Experiments
Run a deployed component against a dataset version, score every item, compare runs, and gate CI on the results.
An experiment binds a target — a deployed component or a prompt — to a dataset version and a set of scorers. Each experiment run executes the target against every dataset item, scores the outputs, and produces a pass/fail summary you can compare across runs or enforce in CI.
Experiment versions
- An experiment’s definition (target, scorers, config) is versioned. Starting a run snapshots it as an immutable experiment version, so older runs always show the exact configuration that produced them.
- A run pairs one experiment version with one dataset version. Because both sides are immutable, two runs over the same dataset version are directly comparable.
- Each dataset item becomes a run item with its own output and per-scorer scores.
Create an experiment
The target component must already be deployed. Then:
agnt5 experiments create \
--name support-agent-quality \
--dataset-id <dataset-id> \
--dataset-version-id <dataset-version-id> \
--target-type component \
--deployment-id <deployment-id> \
--component-name support_agent \
--component-type agent \
--builtin-scorer json_valid \
--builtin-scorer '{"name":"tool_called","config":{"tool":"search_orders"}}' \
--config '{"passed_threshold":1}'--builtin-scorerattaches a built-in scorer by name, or by JSON object when it needs config. Repeat for each scorer.--scorer-idattaches a deployed custom scorer by UUID.--target-type promptwith--prompt-idtargets a Prompt instead of a component.
Via Studio: open your project, go to Evaluate -> Experiments, and create the experiment with the same choices — dataset version, target, and scorers.
Run an experiment
# Fire and forget
agnt5 experiments run <experiment-id>
# Block until the run finishes; exit non-zero if the gate fails
agnt5 experiments run <experiment-id> --wait --timeout 15mUseful overrides:
| Flag | Purpose |
|---|---|
--name | Label the run (e.g. pr-1234) |
--deployment-id | Compare a candidate deployment against the baseline for the same component |
--experiment-version-id | Re-run an older immutable experiment version |
--fail-on-gate | Return non-zero when the CI gate fails (default true with --wait) |
Inspect results
# Runs for an experiment
agnt5 experiments runs list <experiment-id>
# One run's summary: status, pass rate, per-scorer aggregates
agnt5 experiments runs show <run-id>
# Failed items only
agnt5 reports failures <run-id>
# Why a specific score failed
agnt5 scores list --run-id <run-id>
agnt5 scores evidence <score-id> --include scorer_input,scorer_output,evidenceIn Studio, the experiment run page shows the run timeline, per-item results, and per-scorer scores; click any item to see its output and score evidence side by side.

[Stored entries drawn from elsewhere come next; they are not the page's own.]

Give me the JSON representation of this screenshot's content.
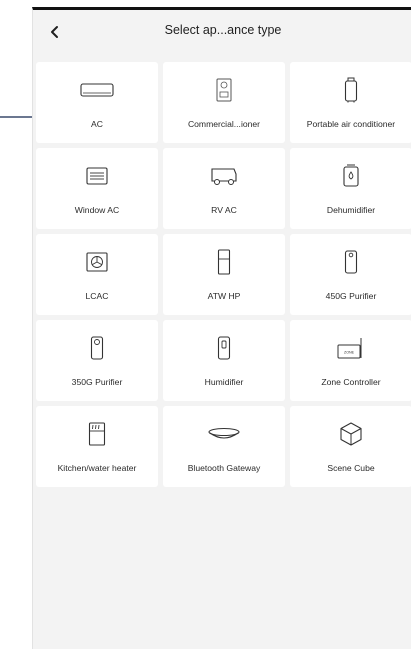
{
  "header": {
    "back_icon": "chevron-left-icon",
    "title": "Select ap...ance type"
  },
  "appliances": [
    {
      "label": "AC",
      "icon": "air-conditioner-icon"
    },
    {
      "label": "Commercial...ioner",
      "icon": "commercial-ac-icon"
    },
    {
      "label": "Portable air conditioner",
      "icon": "portable-ac-icon"
    },
    {
      "label": "Window AC",
      "icon": "window-ac-icon"
    },
    {
      "label": "RV AC",
      "icon": "rv-icon"
    },
    {
      "label": "Dehumidifier",
      "icon": "dehumidifier-icon"
    },
    {
      "label": "LCAC",
      "icon": "lcac-fan-icon"
    },
    {
      "label": "ATW HP",
      "icon": "heat-pump-icon"
    },
    {
      "label": "450G Purifier",
      "icon": "purifier-450g-icon"
    },
    {
      "label": "350G Purifier",
      "icon": "purifier-350g-icon"
    },
    {
      "label": "Humidifier",
      "icon": "humidifier-icon"
    },
    {
      "label": "Zone Controller",
      "icon": "zone-controller-icon"
    },
    {
      "label": "Kitchen/water heater",
      "icon": "water-heater-icon"
    },
    {
      "label": "Bluetooth Gateway",
      "icon": "bluetooth-gateway-icon"
    },
    {
      "label": "Scene Cube",
      "icon": "cube-icon"
    }
  ],
  "zone_controller_icon_text": "ZONE",
  "colors": {
    "background": "#f3f3f3",
    "tile": "#ffffff",
    "text": "#2b2b2b",
    "icon_stroke": "#333333",
    "arrow": "#3a4a6b"
  }
}
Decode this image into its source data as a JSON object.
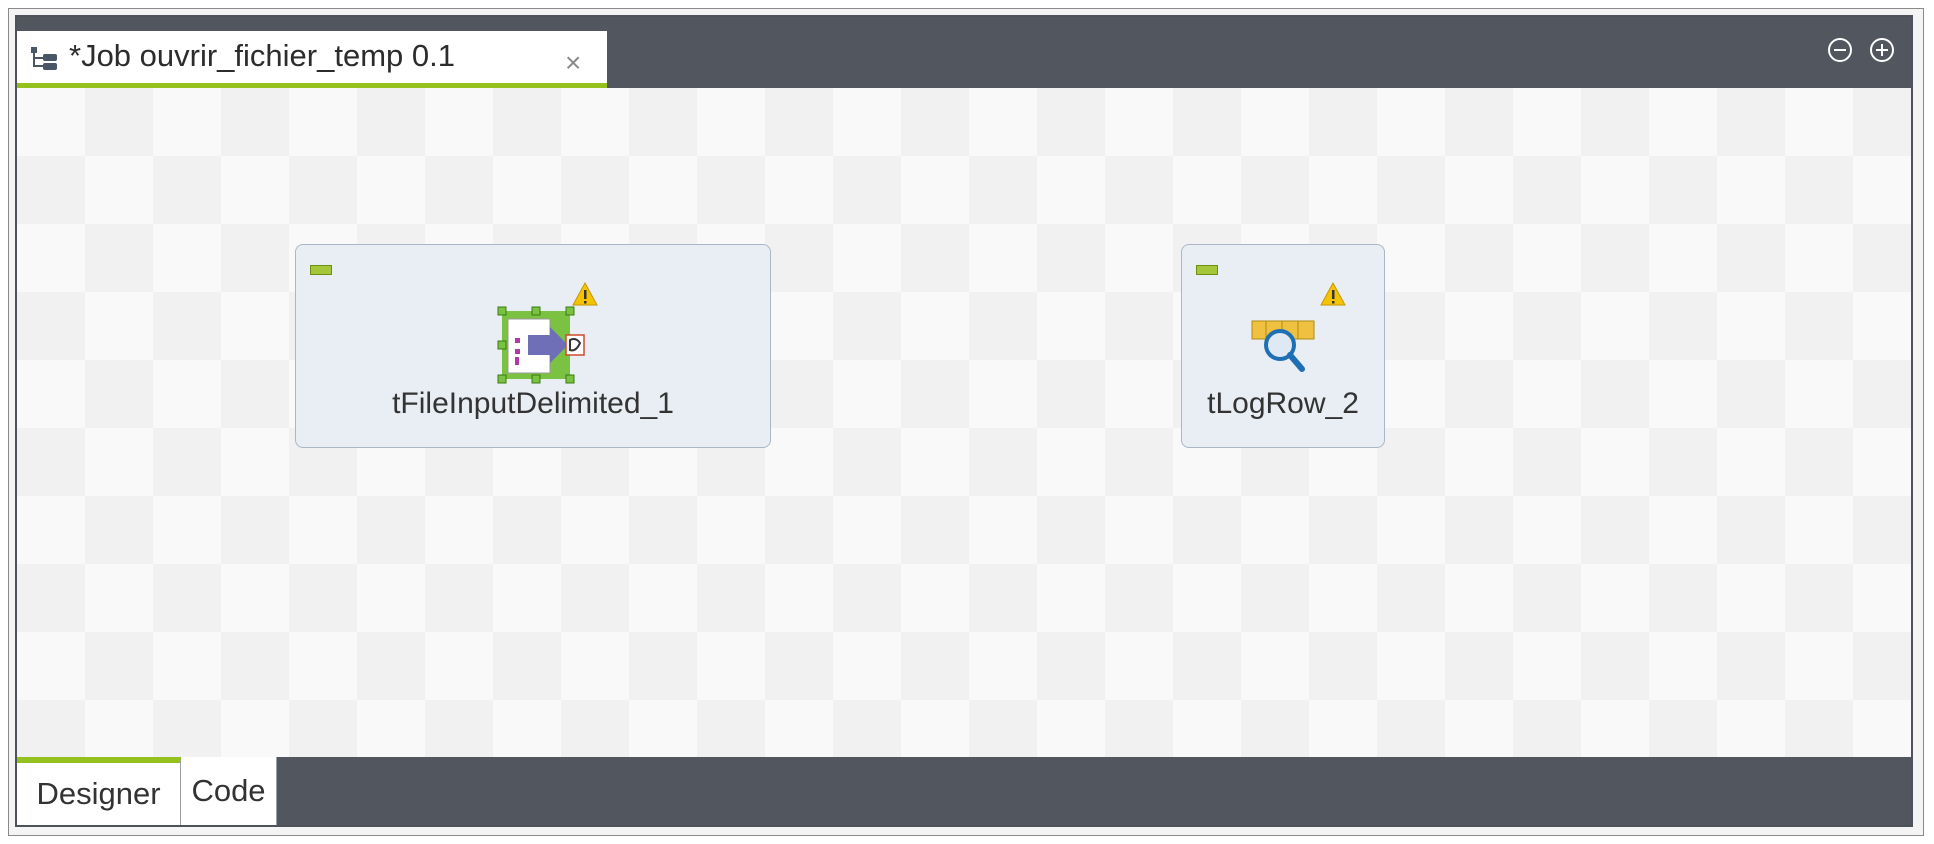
{
  "editor": {
    "tab_title": "*Job ouvrir_fichier_temp 0.1",
    "close_symbol": "×",
    "icons": {
      "job": "job-tree-icon",
      "minimize": "minimize-circle-icon",
      "maximize": "maximize-circle-icon"
    },
    "accent_color": "#95c11f",
    "bar_color": "#52565e"
  },
  "components": [
    {
      "label": "tFileInputDelimited_1",
      "icon": "file-input-delimited-icon",
      "warning": true
    },
    {
      "label": "tLogRow_2",
      "icon": "log-row-icon",
      "warning": true
    }
  ],
  "bottom_tabs": [
    {
      "label": "Designer",
      "active": true
    },
    {
      "label": "Code",
      "active": false
    }
  ]
}
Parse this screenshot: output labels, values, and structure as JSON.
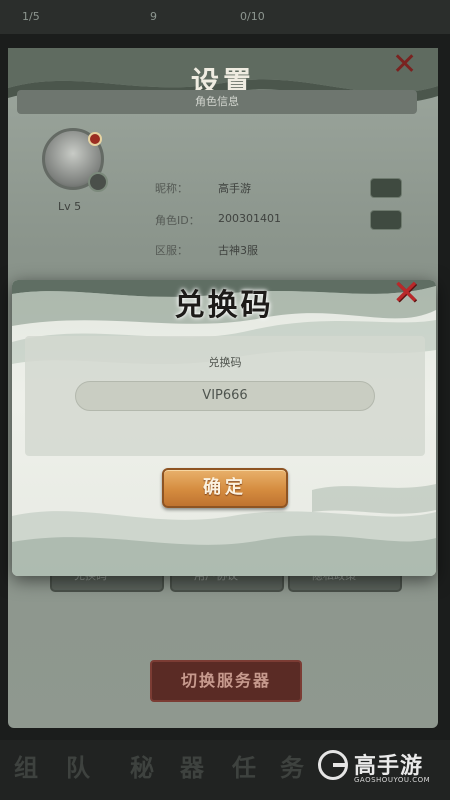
{
  "status_bar": {
    "resources": [
      "1/5",
      "9",
      "0/10"
    ]
  },
  "settings": {
    "title": "设置",
    "info_header": "角色信息",
    "level": "Lv 5",
    "rows": [
      {
        "label": "昵称：",
        "value": "高手游"
      },
      {
        "label": "角色ID：",
        "value": "200301401"
      },
      {
        "label": "区服：",
        "value": "古神3服"
      }
    ],
    "mid_buttons": [
      "兑换码",
      "用户协议",
      "隐私政策"
    ],
    "switch_server_label": "切换服务器",
    "bottom_chars": [
      "组",
      "队",
      "秘",
      "器",
      "任",
      "务"
    ]
  },
  "modal": {
    "title": "兑换码",
    "field_label": "兑换码",
    "code_value": "VIP666",
    "confirm_label": "确定"
  },
  "watermark": {
    "name": "高手游",
    "site": "GAOSHOUYOU.COM"
  },
  "colors": {
    "close": "#b9292a",
    "confirm": "#d58c3f"
  }
}
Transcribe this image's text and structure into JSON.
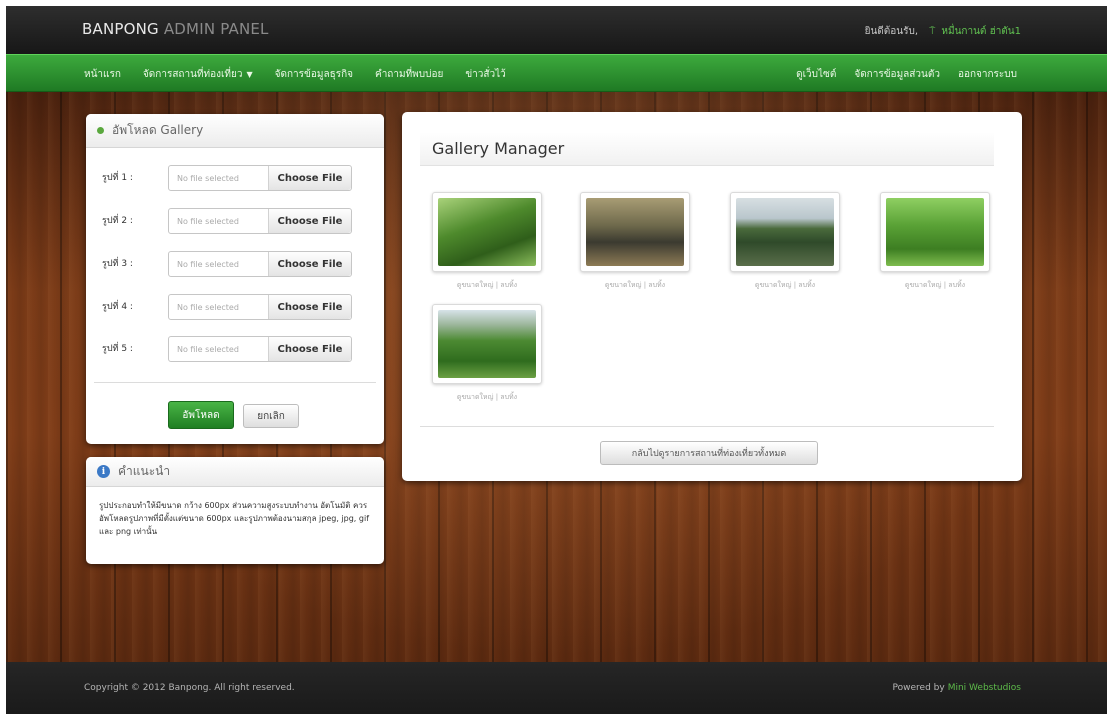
{
  "topbar": {
    "brand_main": "BANPONG",
    "brand_sub": " ADMIN PANEL",
    "welcome": "ยินดีต้อนรับ,",
    "person_icon": "person-icon",
    "username": "หมื่นกานต์ ฮ่าตัน1"
  },
  "nav": {
    "left": [
      {
        "label": "หน้าแรก"
      },
      {
        "label": "จัดการสถานที่ท่องเที่ยว",
        "caret": "▼"
      },
      {
        "label": "จัดการข้อมูลธุรกิจ"
      },
      {
        "label": "คำถามที่พบบ่อย"
      },
      {
        "label": "ข่าวสั่วไว้"
      }
    ],
    "right": [
      {
        "label": "ดูเว็บไซต์"
      },
      {
        "label": "จัดการข้อมูลส่วนตัว"
      },
      {
        "label": "ออกจากระบบ"
      }
    ]
  },
  "upload": {
    "title": "อัพโหลด Gallery",
    "status_placeholder": "No file selected",
    "choose_label": "Choose File",
    "fields": [
      {
        "label": "รูปที่ 1 :"
      },
      {
        "label": "รูปที่ 2 :"
      },
      {
        "label": "รูปที่ 3 :"
      },
      {
        "label": "รูปที่ 4 :"
      },
      {
        "label": "รูปที่ 5 :"
      }
    ],
    "upload_button": "อัพโหลด",
    "cancel_button": "ยกเลิก"
  },
  "help": {
    "title": "คำแนะนำ",
    "icon": "info-icon",
    "text": "รูปประกอบทำให้มีขนาด กว้าง 600px ส่วนความสูงระบบทำงาน อัตโนมัติ ควรอัพโหลดรูปภาพที่มีตั้งแต่ขนาด 600px และรูปภาพต้องนามสกุล jpeg, jpg, gif และ png เท่านั้น"
  },
  "gallery": {
    "title": "Gallery Manager",
    "items": [
      {
        "caption": "ดูขนาดใหญ่ | ลบทิ้ง",
        "image": "farmers in green field"
      },
      {
        "caption": "ดูขนาดใหญ่ | ลบทิ้ง",
        "image": "elephants at camp"
      },
      {
        "caption": "ดูขนาดใหญ่ | ลบทิ้ง",
        "image": "reservoir lake"
      },
      {
        "caption": "ดูขนาดใหญ่ | ลบทิ้ง",
        "image": "green vegetables"
      },
      {
        "caption": "ดูขนาดใหญ่ | ลบทิ้ง",
        "image": "person in vegetable field"
      }
    ],
    "back_button": "กลับไปดูรายการสถานที่ท่องเที่ยวทั้งหมด"
  },
  "footer": {
    "copyright": "Copyright © 2012 Banpong. All right reserved.",
    "powered_prefix": "Powered by",
    "powered_author": "Mini Webstudios"
  },
  "colors": {
    "nav_green": "#2e9a33",
    "accent_green": "#62c452",
    "info_blue": "#3b79c6"
  }
}
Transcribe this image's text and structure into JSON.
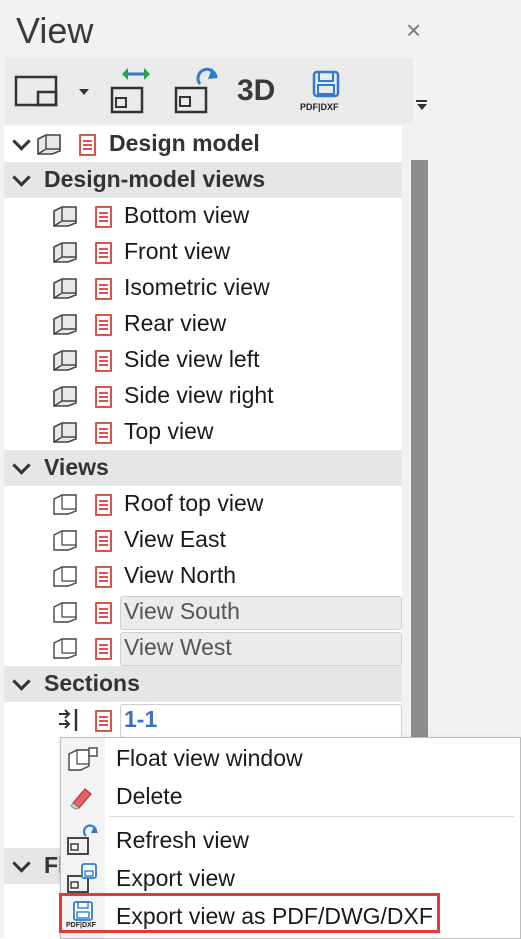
{
  "panel": {
    "title": "View",
    "close_glyph": "×"
  },
  "toolbar": {
    "three_d_label": "3D",
    "pdf_dxf_label": "PDF|DXF"
  },
  "tree": {
    "design_model": "Design model",
    "design_model_views_header": "Design-model views",
    "design_model_views": [
      "Bottom view",
      "Front view",
      "Isometric view",
      "Rear view",
      "Side view left",
      "Side view right",
      "Top view"
    ],
    "views_header": "Views",
    "views": [
      "Roof top view",
      "View East",
      "View North",
      "View South",
      "View West"
    ],
    "sections_header": "Sections",
    "sections": [
      "1-1"
    ],
    "bottom_header_partial": "Fl"
  },
  "context_menu": {
    "items": [
      "Float view window",
      "Delete",
      "Refresh view",
      "Export view",
      "Export view as PDF/DWG/DXF"
    ],
    "pdf_icon_label": "PDF|DXF"
  },
  "colors": {
    "doc_icon": "#d9534f",
    "selection_blue": "#3a6fc9",
    "highlight_red": "#e53935"
  }
}
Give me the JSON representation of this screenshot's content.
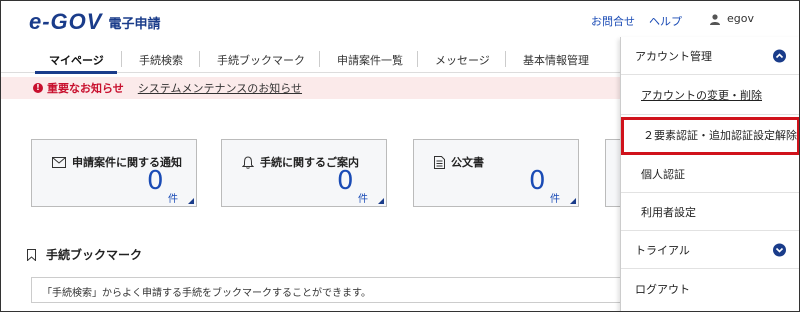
{
  "header": {
    "logo_mark": "e-GOV",
    "logo_text": "電子申請",
    "contact": "お問合せ",
    "help": "ヘルプ",
    "user": "egov"
  },
  "nav": {
    "items": [
      "マイページ",
      "手続検索",
      "手続ブックマーク",
      "申請案件一覧",
      "メッセージ",
      "基本情報管理"
    ]
  },
  "notice": {
    "label": "重要なお知らせ",
    "link": "システムメンテナンスのお知らせ"
  },
  "cards": [
    {
      "title": "申請案件に関する通知",
      "count": "0",
      "unit": "件",
      "icon": "envelope-icon"
    },
    {
      "title": "手続に関するご案内",
      "count": "0",
      "unit": "件",
      "icon": "bell-icon"
    },
    {
      "title": "公文書",
      "count": "0",
      "unit": "件",
      "icon": "document-icon"
    }
  ],
  "bookmark": {
    "title": "手続ブックマーク",
    "description": "「手続検索」からよく申請する手続をブックマークすることができます。"
  },
  "dropdown": {
    "account_header": "アカウント管理",
    "account_change": "アカウントの変更・削除",
    "two_factor": "２要素認証・追加認証設定解除",
    "personal_auth": "個人認証",
    "user_settings": "利用者設定",
    "trial": "トライアル",
    "logout": "ログアウト"
  },
  "colors": {
    "brand": "#1a3c8a",
    "link": "#1a4bb5",
    "alert": "#c8102e",
    "highlight": "#d0121b"
  }
}
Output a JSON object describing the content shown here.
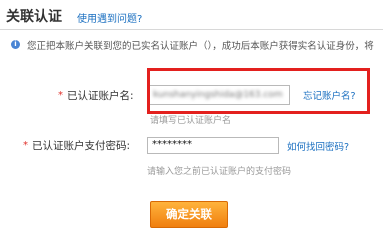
{
  "header": {
    "title": "关联认证",
    "help_link": "使用遇到问题?"
  },
  "info": {
    "icon": "i",
    "text": "您正把本账户关联到您的已实名认证账户（），成功后本账户获得实名认证身份，将"
  },
  "form": {
    "required_mark": "*",
    "account": {
      "label": "已认证账户名:",
      "value": "kunshanyingshida@163.com",
      "forgot_link": "忘记账户名?",
      "hint": "请填写已认证账户名"
    },
    "password": {
      "label": "已认证账户支付密码:",
      "value": "********",
      "recover_link": "如何找回密码?",
      "hint": "请输入您之前已认证账户的支付密码"
    },
    "submit_label": "确定关联"
  },
  "colors": {
    "link": "#1a6fc0",
    "highlight_box": "#e3201e",
    "submit": "#f29120",
    "required": "#e0302a"
  }
}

Cancel a stuck run with agnt5 experiments runs cancel <experiment-id> <run-id>.
Compare runs
Compare a candidate against a baseline over the same dataset version:
agnt5 experiments runs compare <base-run-id> <compare-run-id>The comparison shows aggregate score movement and which items flipped between pass and fail. Studio renders the same comparison under Evaluate -> Experiments when you select two runs.
Gate CI on eval results
Use the reports commands in a CI job to block a merge or deploy on eval regressions:
# Start a run for the freshly deployed candidate, wait, and gate
agnt5 experiments run <experiment-id> \
--deployment-id "$CANDIDATE_DEPLOYMENT_ID" \
--name "ci-$GIT_SHA" \
--wait --fail-on-gate
# Or wait on an already-started run
agnt5 reports wait <run-id> --timeout 15m
# Print the gate verdict for a finished run
agnt5 reports ci <run-id>
# Export full artifacts for the build log
agnt5 reports export <run-id> --artifact-format csv -o eval-results.csvThe gate verdict comes from the experiment’s config (for example {"passed_threshold": 1}), so the threshold lives with the experiment, not the pipeline.
Turn failures into a regression dataset
After a run with failures, capture the failing items as a new dataset so fixes stay fixed:
agnt5 experiments runs regression-dataset <run-id> \
--name support-agent-regressions \
--start-run --waitThis creates a dataset from the failed items (all of them, or specific ones via repeatable --run-item-id), a regression experiment over it, and — with --start-run — kicks off the first rerun immediately.